Raleigh is one of 25 cities selected to join the new Bloomberg American Sustainable Cities initiative, a program to help cities with local solutions to build low-carbon, resilient, and economically thriving communities. Raleigh Mayor Mary-Ann Baldwin announced yesterday.

The initiative will provide $200 million to selected cities to find solutions in the buildings and transportation sectors through partnerships. Partners include PolicyLink, Bloomberg Center for Public Innovation at Johns Hopkins University, and Natural Resources Defense Council.

Initiatives could include:

  • Developing affordable, sustainable, and energy-efficient housing
  • Increasing equitable access to electric vehicles and infrastructure
  • Accelerating the transition and expanding access to clean energy
  • Enhancing programs to reach a diversity of entrepreneurs, such as the Impact Partner Grant and the Small Business Toolkit

Also, a Bloomberg Philanthropies-funded innovation team will bolster Raleigh’s capacity to deliver programs such as residential solar energy to communities where these solutions seem out of reach. This mitigates climate impacts and improves equity. Raleigh will also receive customized policy and technical assistance in collaboration with community organizations to mobilize public, private, and philanthropic investments.

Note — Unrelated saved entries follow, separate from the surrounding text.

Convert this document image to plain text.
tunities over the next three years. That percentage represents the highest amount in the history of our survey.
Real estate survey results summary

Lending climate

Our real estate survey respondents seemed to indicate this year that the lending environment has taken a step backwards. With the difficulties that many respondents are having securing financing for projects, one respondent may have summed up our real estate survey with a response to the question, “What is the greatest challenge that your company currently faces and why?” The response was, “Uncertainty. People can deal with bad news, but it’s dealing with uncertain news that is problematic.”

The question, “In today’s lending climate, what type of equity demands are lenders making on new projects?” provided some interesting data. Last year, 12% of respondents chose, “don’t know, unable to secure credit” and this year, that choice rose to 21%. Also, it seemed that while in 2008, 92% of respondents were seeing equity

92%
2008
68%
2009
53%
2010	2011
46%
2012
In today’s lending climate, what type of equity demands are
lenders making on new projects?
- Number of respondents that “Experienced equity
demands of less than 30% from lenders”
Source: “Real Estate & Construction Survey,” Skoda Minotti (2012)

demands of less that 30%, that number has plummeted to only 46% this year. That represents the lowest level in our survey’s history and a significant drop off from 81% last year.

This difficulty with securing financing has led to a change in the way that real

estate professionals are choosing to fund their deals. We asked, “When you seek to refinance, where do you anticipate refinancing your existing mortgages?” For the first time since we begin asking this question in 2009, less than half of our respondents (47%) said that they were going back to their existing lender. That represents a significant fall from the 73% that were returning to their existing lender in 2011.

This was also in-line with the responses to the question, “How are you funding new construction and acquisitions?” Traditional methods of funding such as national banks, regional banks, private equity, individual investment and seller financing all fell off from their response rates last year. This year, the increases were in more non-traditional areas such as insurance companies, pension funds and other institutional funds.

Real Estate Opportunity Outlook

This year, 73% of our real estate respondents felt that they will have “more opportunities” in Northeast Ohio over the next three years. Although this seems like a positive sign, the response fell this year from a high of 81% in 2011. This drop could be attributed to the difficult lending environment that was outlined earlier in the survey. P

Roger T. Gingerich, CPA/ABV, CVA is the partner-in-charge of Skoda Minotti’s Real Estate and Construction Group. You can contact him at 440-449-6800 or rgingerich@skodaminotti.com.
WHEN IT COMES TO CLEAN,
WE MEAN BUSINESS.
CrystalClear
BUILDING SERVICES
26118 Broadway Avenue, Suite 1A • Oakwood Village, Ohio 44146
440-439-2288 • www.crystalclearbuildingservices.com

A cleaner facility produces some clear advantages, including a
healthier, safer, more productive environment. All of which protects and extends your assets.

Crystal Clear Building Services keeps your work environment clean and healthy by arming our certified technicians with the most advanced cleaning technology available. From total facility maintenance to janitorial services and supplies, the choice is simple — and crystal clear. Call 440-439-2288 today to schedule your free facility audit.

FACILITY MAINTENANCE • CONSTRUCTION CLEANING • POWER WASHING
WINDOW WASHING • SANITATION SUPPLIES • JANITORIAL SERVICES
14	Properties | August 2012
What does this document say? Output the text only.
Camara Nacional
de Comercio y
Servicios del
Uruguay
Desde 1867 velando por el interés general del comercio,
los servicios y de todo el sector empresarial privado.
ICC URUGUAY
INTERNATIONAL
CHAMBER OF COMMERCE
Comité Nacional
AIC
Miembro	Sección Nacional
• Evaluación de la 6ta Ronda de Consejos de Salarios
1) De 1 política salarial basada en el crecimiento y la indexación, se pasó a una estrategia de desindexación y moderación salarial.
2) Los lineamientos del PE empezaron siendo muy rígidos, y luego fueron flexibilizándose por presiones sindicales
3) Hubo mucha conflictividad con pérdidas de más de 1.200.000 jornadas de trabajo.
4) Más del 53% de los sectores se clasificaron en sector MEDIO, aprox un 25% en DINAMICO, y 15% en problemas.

Implementing Raleigh’s Community Climate Action Plan was approved to reduce community-wide greenhouse gas emissions 80 percent by 2050, addressing equity and environmental justice and building community resilience to the impacts of climate change;

More than $400 billion in federal funding is available to local governments through the Infrastructure Law and Inflation Reduction Act. The Bloomberg initiative aims to help cities access and implement this historic funding for critical local projects, especially in disadvantaged communities overburdened by pollution. In Raleigh there are already several examples of using federal funding for climate action.